Uniform continuity of a sequence of function

Question

Discuss the uniform convergence of the sequence of function $f_n(x)=n sin (\sqrt{4π^2n^2+x^2})$, on $\mathbb{R}$ and on $[0,a].$

Answer 1

let's consider $\mathbb{R}$ first. As $n$ increases, we know that $f_n(x)$ becomes unbounded, we don't even need to consider what is going on inside the argument for sine. This means the $f_n$ don't even converge pointwise, since they diverge.
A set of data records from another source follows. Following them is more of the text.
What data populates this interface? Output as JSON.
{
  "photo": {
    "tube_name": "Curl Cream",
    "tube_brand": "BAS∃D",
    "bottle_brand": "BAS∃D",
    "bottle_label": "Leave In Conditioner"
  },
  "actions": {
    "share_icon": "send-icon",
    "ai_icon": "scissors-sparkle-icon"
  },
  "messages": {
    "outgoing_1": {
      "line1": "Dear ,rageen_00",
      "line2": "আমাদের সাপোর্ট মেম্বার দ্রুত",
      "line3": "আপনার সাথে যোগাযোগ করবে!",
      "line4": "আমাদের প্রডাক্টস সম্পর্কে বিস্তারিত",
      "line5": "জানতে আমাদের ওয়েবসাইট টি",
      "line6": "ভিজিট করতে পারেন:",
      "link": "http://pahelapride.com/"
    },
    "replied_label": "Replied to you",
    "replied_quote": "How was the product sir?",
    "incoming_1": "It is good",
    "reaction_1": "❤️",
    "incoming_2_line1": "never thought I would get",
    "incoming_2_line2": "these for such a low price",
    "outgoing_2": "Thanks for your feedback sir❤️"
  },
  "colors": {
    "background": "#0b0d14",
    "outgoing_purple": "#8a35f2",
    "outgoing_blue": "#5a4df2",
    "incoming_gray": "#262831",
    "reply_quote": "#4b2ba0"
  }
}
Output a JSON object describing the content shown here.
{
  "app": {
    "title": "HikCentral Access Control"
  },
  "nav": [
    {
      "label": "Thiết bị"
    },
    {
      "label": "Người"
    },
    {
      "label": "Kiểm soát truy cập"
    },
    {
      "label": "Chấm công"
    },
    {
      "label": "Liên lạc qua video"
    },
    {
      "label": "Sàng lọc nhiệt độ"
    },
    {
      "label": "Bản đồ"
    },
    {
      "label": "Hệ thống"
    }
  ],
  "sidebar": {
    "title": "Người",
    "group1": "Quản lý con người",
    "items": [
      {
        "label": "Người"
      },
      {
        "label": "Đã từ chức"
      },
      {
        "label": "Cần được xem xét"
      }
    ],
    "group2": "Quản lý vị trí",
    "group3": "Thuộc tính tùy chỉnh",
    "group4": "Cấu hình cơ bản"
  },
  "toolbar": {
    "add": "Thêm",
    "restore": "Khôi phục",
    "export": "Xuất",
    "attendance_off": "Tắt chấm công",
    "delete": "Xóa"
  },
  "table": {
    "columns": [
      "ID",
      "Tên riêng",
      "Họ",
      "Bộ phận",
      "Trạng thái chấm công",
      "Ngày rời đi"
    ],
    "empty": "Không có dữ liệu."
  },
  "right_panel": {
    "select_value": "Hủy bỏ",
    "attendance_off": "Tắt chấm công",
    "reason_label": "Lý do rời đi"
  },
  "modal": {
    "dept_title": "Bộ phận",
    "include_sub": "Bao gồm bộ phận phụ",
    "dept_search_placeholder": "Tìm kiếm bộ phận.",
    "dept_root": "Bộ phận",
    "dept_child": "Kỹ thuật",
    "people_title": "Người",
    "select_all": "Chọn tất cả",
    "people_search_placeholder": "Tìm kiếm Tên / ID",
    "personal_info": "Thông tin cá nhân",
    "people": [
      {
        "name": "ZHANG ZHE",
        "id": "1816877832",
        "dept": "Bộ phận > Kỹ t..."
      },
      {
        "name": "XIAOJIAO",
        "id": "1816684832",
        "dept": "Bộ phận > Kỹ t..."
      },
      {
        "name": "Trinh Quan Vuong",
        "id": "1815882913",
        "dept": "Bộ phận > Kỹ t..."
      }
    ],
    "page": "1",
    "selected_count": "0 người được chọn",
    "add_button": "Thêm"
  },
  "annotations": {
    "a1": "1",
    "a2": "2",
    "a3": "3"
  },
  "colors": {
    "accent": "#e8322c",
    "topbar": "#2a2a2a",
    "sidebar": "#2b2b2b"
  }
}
Now let's consider $[0,a]$. Here is some work, but not an entire discussion. Note that for $f_n(0)$, we have $f_n(0)=nsin (\sqrt{4\pi^2 n^2})$. However, $\forall n$ we have that the $f_n$ also do not converge if $a$ is "large enough". Let $u=\sqrt{4\pi^2}$ and if $nsin(nu)$ is monotonically increasing on $[0,a]$, then there might be pointwise convergence, but it will almost certainly won't be uniform. In addition, for $[0,1]$, we have that $f_n(\frac{\pi}{4n})=nsin(nu)$ and the limit doesn't exist if we have $n=2k$.

To summarize, the convergence might be pointwise for $[0,a]$ but it depends heavily on $a$, and convergence will likely not be uniform.